Ebstein's anomaly is a type of congenital heart defect that impairs the functioning of the right atrium and ventricle. The tricuspid valve between the two chambers is unusually low, and the openings in the valve may be attached to the wall of the atrium. A deformed tricuspid valve cannot efficiently pump blood to the lungs, which can lead to shortness of breath, fatigue, and heart palpitations. In serious cases, blood may begin to flow backward through the heart and present life-threatening complications. Doctors can usually treat a mild Ebstein's anomaly with medications and careful monitoring, but severe defects require emergency surgery shortly after birth.
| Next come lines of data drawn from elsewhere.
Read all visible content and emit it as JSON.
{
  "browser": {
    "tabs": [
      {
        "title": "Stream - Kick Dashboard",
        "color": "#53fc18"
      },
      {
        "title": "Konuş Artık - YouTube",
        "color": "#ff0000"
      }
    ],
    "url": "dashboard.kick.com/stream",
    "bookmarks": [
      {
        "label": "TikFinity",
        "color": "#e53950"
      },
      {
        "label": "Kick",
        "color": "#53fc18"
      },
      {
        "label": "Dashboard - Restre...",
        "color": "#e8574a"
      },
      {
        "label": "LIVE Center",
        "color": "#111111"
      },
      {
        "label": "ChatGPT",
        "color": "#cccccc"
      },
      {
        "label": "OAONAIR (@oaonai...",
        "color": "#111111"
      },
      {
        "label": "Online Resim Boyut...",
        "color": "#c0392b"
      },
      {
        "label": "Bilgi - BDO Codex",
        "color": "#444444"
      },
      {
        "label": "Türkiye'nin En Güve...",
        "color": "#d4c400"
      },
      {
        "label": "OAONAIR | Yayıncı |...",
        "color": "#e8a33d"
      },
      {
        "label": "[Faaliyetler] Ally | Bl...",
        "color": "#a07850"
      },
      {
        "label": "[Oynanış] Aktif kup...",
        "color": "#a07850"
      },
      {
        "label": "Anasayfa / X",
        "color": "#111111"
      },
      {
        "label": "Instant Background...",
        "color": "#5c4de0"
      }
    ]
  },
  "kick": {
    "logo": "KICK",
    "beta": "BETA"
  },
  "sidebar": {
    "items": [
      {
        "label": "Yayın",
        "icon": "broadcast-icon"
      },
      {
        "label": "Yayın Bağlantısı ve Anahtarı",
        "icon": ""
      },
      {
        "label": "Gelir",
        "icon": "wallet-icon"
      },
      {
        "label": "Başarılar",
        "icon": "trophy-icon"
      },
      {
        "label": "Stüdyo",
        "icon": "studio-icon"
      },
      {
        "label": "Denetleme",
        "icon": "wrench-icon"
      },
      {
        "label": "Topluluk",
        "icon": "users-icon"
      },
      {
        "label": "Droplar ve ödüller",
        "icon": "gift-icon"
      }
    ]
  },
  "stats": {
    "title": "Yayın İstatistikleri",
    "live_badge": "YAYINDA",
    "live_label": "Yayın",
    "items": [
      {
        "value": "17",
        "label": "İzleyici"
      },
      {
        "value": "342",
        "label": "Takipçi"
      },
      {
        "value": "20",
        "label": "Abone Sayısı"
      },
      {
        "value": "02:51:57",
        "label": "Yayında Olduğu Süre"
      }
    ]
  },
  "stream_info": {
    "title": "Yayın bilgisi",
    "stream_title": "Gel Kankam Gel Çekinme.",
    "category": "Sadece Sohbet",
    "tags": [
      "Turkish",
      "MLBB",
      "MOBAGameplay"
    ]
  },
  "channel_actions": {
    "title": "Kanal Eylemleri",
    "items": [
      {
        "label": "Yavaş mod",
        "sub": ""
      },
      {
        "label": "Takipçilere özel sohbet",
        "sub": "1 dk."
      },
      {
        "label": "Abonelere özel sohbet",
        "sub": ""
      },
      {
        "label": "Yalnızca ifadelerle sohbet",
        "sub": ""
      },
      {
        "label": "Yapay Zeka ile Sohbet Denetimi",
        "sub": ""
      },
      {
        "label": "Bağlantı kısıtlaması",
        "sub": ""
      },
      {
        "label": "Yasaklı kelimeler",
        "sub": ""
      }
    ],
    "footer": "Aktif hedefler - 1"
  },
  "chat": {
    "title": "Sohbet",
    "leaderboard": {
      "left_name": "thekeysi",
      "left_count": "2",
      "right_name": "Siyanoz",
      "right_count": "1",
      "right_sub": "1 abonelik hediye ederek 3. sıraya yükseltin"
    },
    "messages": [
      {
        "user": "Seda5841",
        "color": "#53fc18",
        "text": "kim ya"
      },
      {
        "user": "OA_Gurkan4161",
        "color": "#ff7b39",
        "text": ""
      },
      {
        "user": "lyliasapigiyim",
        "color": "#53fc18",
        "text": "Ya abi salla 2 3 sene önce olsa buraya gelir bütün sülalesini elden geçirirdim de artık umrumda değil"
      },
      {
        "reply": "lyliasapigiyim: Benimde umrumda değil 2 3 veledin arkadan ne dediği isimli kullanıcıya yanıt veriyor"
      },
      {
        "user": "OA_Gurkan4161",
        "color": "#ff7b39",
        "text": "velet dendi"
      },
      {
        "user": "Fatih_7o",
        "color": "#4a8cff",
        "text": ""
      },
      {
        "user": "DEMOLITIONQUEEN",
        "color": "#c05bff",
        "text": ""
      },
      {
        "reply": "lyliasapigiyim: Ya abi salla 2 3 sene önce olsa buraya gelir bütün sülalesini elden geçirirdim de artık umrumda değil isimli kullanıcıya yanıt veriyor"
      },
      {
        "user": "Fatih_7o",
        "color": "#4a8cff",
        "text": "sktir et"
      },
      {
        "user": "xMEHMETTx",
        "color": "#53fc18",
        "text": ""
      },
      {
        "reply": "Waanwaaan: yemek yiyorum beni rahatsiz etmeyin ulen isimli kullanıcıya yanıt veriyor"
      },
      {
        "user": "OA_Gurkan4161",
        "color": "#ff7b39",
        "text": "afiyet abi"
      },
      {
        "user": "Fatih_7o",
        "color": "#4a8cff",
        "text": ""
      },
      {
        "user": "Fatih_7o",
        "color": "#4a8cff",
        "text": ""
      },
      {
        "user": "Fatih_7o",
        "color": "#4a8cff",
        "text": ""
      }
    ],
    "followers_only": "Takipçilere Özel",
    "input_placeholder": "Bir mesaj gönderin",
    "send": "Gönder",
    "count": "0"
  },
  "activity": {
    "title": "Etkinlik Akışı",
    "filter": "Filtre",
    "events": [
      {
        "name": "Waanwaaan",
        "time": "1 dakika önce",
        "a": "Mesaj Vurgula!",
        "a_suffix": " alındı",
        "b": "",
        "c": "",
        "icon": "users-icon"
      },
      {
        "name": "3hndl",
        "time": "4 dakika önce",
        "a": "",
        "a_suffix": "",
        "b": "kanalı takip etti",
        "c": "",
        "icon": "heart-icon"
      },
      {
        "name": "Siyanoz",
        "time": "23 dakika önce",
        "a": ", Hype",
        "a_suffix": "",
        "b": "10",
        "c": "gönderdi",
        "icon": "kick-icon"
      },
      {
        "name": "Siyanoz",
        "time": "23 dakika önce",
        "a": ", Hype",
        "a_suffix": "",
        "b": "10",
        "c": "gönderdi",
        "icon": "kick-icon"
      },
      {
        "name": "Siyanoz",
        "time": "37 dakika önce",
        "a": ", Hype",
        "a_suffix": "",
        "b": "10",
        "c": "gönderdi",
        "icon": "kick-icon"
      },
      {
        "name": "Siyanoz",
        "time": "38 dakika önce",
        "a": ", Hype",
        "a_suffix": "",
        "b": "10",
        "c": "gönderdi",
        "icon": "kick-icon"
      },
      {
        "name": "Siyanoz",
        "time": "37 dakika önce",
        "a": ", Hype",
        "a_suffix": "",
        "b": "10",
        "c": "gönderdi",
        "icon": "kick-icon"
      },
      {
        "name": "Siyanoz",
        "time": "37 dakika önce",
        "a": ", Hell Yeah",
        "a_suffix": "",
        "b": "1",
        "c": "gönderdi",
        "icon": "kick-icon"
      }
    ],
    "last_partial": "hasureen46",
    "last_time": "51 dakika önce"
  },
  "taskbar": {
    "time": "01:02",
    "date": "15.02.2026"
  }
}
Tricuspid valve defects are very rare, and medical researchers have not been able to identify an underlying cause. Some studies suggest that the use of lithium, benzodiazepines, and some other anxiety-reducing medications during pregnancy may increase the risk of Ebstein's anomaly. It is clear that Ebstein's anomaly arises early in embryonic development, and it is often accompanied by other heart defects. Depending on how low the tricuspid valve is situated in the heart and how misshapen it is, symptoms can range from barely noticeable to life-threatening.
A person who is born with a mild variety of Ebstein's anomaly may not experience problems until adolescence or adulthood. Symptoms tend to develop gradually as blood flow through the heart progressively worsens. An individual may have shortness of breath and fatigue after physical activity, swelling in the extremities, and occasional heart palpitations. Over time, poor blood circulation to the lungs can increase fatigue and cause the skin and lips to turn blue.
Treatment is not always necessary for patients with relatively minor heart defects. Many people simply need to schedule regular checkups with their doctors to make sure blood pressure and blood oxygen levels stay within normal ranges. If symptoms start to develop, daily medications are usually effective at stabilizing the heart rate. Surgery may be considered in adolescence or adulthood if tests show that heart failure is likely to occur.
A severe Ebstein's anomaly causes potentially fatal complications at birth. An infant may be blue and limp, and have a very fast or slow heartbeat. A baby is placed on an artificial respirator to stabilize breathing while blood tests and x-rays are performed. Specialists carefully inspect the heart, lungs, and other organs to check for additional defects. Surgery to repair or replace the tricuspid valve can usually eliminate the need for a heart transplant.